Please read my paper

There is no shortage of reading material in the research community. Scholars are now publishing nearly two million journal articles a year in over 28,000 different scholarly journals in the English language.[1] This is the result of a well-established trend. The number of journal titles has grown roughly 3% a year since the first scholarly journals appeared over three and a half centuries ago. In 1665, The British Royal Society began to publish Philosophical Transactions, the same year that the Académie Royale commenced publication of Journal des sçavans. As pointed out in analysis by Michael Mabe,[2] this growth in journals simply scales with the number of researchers. There is no way for an individual to deal with the volume of content, even a subset restricted to a field of the literature that matches the researcher’s interest.[3] Regardless, access to the scholarly literature has become a high-profile issue in the community. Because much of the literature is supported by subscription access, the more acute problem is discovery of the most important articles—and its associated data—by the inquisitive researcher. How can one identify the absolute essential research articles pertinent to any particular research endeavor? 

Text and data mining

To solve this problem, we will not rely on an army of research assistants, because even the low-cost, extended workday of graduate students can’t make a dent in this problem. Clearly, the dominant reader of the future will be a machine rather than a person. Adapting the scholarly literature to be efficiently and accurately machine-readable and developing machine-reading tools with user-friendly interfaces are frontier development projects in the publishing and information technology communities. This enterprise has a catchy name—text and data mining, or TDM for short—and there is considerable discussion of its prospects and potential benefits in the publishing community and among its customers and policy makers. 

In its simplest form, the search and indexing routines used by commercial search engines such as Google, Yahoo, and Bing perform text mining adopted to the full corpus of literature on the web to allow key topics to be discovered and exposed by these search engines. Most scholarly publishers sign agreements with these firms to allow their content to be “crawled” by robotic readers to tag the content for identification against key words and terms. Taken to the next level, more sophisticated TDM uses more sophisticated analytic tools, such as natural language processing and machine learning, to recognize relationships in unstructured text and key identifiers, such as names, chemical structures, and experimental methods. TDM is a ripe arena for research, development, and testing of techniques. 

Research funding agencies should be and are facilitating such development. When the US DOE recently announced its public access plan for scholarly publications and data, the plan was criticized in some camps for not spelling out details or requirements for TDM of publicly accessible content. A careful reading of the February 2013 OSTP memorandum (which is the basis for DOE’s policy, and other US funding agencies will soon follow suit) shows that specific requirements for TDM were not mandated. Given the relative infancy of this field, the OSTP memorandum encouraged the development of creative “reuse” of scholarly content—thus providing broad incentives rather than specific mandates at this early stage of development of TDM. One could easily imagine the havoc that could be generated if scholarly publishers had to open up their complete content to unregulated crawling by machine readers. All public and private databases of digital content have to be protected from ubiquitous online threats. 

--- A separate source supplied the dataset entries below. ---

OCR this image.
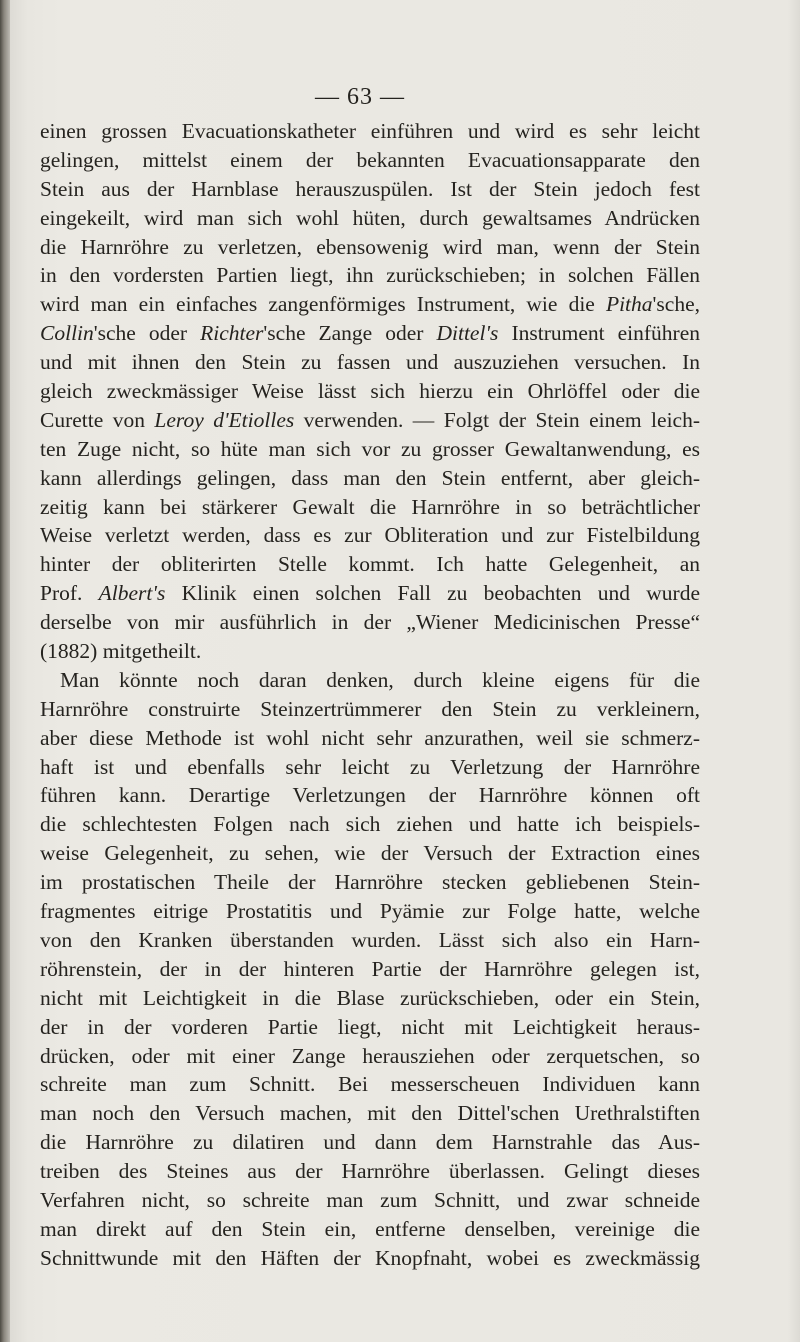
— 63 —
einen grossen Evacuationskatheter einführen und wird es sehr leicht
gelingen, mittelst einem der bekannten Evacuationsapparate den
Stein aus der Harnblase herauszuspülen. Ist der Stein jedoch fest
eingekeilt, wird man sich wohl hüten, durch gewaltsames Andrücken
die Harnröhre zu verletzen, ebensowenig wird man, wenn der Stein
in den vordersten Partien liegt, ihn zurückschieben; in solchen Fällen
wird man ein einfaches zangenförmiges Instrument, wie die Pitha'sche,
Collin'sche oder Richter'sche Zange oder Dittel's Instrument einführen
und mit ihnen den Stein zu fassen und auszuziehen versuchen. In
gleich zweckmässiger Weise lässt sich hierzu ein Ohrlöffel oder die
Curette von Leroy d'Etiolles verwenden. — Folgt der Stein einem leich-
ten Zuge nicht, so hüte man sich vor zu grosser Gewaltanwendung, es
kann allerdings gelingen, dass man den Stein entfernt, aber gleich-
zeitig kann bei stärkerer Gewalt die Harnröhre in so beträchtlicher
Weise verletzt werden, dass es zur Obliteration und zur Fistelbildung
hinter der obliterirten Stelle kommt. Ich hatte Gelegenheit, an
Prof. Albert's Klinik einen solchen Fall zu beobachten und wurde
derselbe von mir ausführlich in der „Wiener Medicinischen Presse“
(1882) mitgetheilt.
Man könnte noch daran denken, durch kleine eigens für die
Harnröhre construirte Steinzertrümmerer den Stein zu verkleinern,
aber diese Methode ist wohl nicht sehr anzurathen, weil sie schmerz-
haft ist und ebenfalls sehr leicht zu Verletzung der Harnröhre
führen kann. Derartige Verletzungen der Harnröhre können oft
die schlechtesten Folgen nach sich ziehen und hatte ich beispiels-
weise Gelegenheit, zu sehen, wie der Versuch der Extraction eines
im prostatischen Theile der Harnröhre stecken gebliebenen Stein-
fragmentes eitrige Prostatitis und Pyämie zur Folge hatte, welche
von den Kranken überstanden wurden. Lässt sich also ein Harn-
röhrenstein, der in der hinteren Partie der Harnröhre gelegen ist,
nicht mit Leichtigkeit in die Blase zurückschieben, oder ein Stein,
der in der vorderen Partie liegt, nicht mit Leichtigkeit heraus-
drücken, oder mit einer Zange herausziehen oder zerquetschen, so
schreite man zum Schnitt. Bei messerscheuen Individuen kann
man noch den Versuch machen, mit den Dittel'schen Urethralstiften
die Harnröhre zu dilatiren und dann dem Harnstrahle das Aus-
treiben des Steines aus der Harnröhre überlassen. Gelingt dieses
Verfahren nicht, so schreite man zum Schnitt, und zwar schneide
man direkt auf den Stein ein, entferne denselben, vereinige die
Schnittwunde mit den Häften der Knopfnaht, wobei es zweckmässig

The potential value of TDM tools and techniques are greatly enhanced if the widest possible collection of all content, from related and seemingly unrelated subjects, are made available for the mining exercise. It opens up the possibility of serendipitous discoveries when connections or relationships are examined beyond more narrow searches. Within the realm of physics, we have the recent example of last year’s Nobel Prize on the discovery of the Higgs boson. The fundamental theoretical work by Peter Higgs and his collaborators in high energy physics was based on examination of quantum phenomena in superconductors previously done by Philip W. Anderson.[4] However, careful vetting and application of crawling tools on the primary content or special mirror platforms created for these applications are sensible approaches. With the public access statutes introduced by the UK government in April of 2013, researchers with access to subscribed content are permitted to copy such content for noncommercial TDM purposes. Most publishers that I interact with will allow controlled TDM of their content upon request. The field is so new there are presently but a handful of such requests. 

But this status will change quickly. The most active work is occurring in the biomedical and pharmaceutical fields, where important topics such as drug discovery and patient reactions can be tracked across the literature. For a recent example of mining electronic health records for patterns, see Scientific Data. For those interested, a succinct analysis of TDM for this field has recently been published by a collaboration called the Pharma Documentation Ring and the publishing organization, Association of Learned & Professional Society Publishers

For more general references on this quickly developing field, particularly with respect to scholarly publishing, I refer you to a recent STM statement and report by the Publishing Research Consortium and new initiatives recently announced for TDM services by the publishing services organizations, the Copyright Clearance Center and CrossRef.




[2] Mabe, Michael. Serials 16(2), 191–7, 2003.

[3] Fraser, A.G. and Dunstan, F.D. On the impossibility of being an expert. BMJ 2010;341:c6815.

[4] P.W. Anderson, Phys. Rev. 130, 439, 1963.